In: Economics
Assuming that question asked is regarding 2008 financial crisis:
2008 saw a recession started due to subprime crisis in USA. This led to many financial companies going down. US economic recessionary impacted world economy and overall growth rates were affected worldwide.
Real estate was considered attractive business in new milennium. Many USA banks which were having huge money available started to give loans even to those people who were no having financial credibility. There was an assumption that real estate prices will keep on going up. A customer will repay loan to best of capacity and banks will keep on getting equated monthly installments. If a customer defaults then house can be sold and higher money will be recovered. Customer paid money plus this additional money will make profits fr banks. This was an assumption.
Many banks converted receivable loans into derivatives and sold further t other banks/non banking financial companies. Now, there was the Gramm-Rudman Act in USA. Banks were allowed banks to deal in trading profitable derivatives that they sold to investors. These mortgage-backed securities needed home loans as collateral. These derivatives needed more and more mortgages ad hence more loans were given by banks to complete the mortgage demands and hence a cycle was created. to meet an insatiable demand for more and more mortgages.
But when housing prices started to go down due to more supply and less demand then banks started to panic and wanted to sell any such liabilty further to avoid losses but as news spread the artificial housing boom bubble burst. These chain of events stopped lending to each other. Interbank borrowing rates went up and peoples confidence started to go down which resulted into even less purchasing and financial crisis started showing up.

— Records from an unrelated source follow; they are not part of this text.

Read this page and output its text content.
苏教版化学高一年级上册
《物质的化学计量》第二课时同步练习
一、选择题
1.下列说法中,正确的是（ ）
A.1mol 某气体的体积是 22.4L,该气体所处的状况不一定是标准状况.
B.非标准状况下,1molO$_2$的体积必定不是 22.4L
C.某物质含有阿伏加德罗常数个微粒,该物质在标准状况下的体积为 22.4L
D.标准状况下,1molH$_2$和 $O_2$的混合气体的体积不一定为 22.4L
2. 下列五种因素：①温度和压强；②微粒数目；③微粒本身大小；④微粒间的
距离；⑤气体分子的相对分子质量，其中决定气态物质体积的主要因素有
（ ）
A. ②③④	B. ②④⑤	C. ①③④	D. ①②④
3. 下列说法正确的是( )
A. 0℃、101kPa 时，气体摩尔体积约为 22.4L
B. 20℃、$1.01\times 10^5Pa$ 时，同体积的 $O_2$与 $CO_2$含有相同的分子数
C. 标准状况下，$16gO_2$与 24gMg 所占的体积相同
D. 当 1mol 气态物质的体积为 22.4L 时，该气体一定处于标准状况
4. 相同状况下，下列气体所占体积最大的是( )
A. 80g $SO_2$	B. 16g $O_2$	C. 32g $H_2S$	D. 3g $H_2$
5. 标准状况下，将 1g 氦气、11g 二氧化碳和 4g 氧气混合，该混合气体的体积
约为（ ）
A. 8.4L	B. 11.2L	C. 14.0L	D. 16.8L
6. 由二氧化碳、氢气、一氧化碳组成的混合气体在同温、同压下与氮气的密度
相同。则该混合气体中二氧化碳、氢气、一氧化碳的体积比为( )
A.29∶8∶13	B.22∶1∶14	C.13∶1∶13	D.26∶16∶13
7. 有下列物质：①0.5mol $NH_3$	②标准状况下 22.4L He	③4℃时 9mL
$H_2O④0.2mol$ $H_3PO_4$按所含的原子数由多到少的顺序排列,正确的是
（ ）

Federal reserve had to pitch in to correct economy. Govt. gave bailout packages to many financial firms through expansionary fiscal policies. Federal reserve reduced interest rates to increase consumption in an economy as a part of expansionary monetary policy. Since then interest rates have been very low. Federal reserve had low reserve rates and also low discount rates.Through open market operations they bought many govt. bonds to increase liquidity in the market. This policy worked well and US economy is finding ways to grow. In 2018, unemployment decreased and economic growth rates also went up.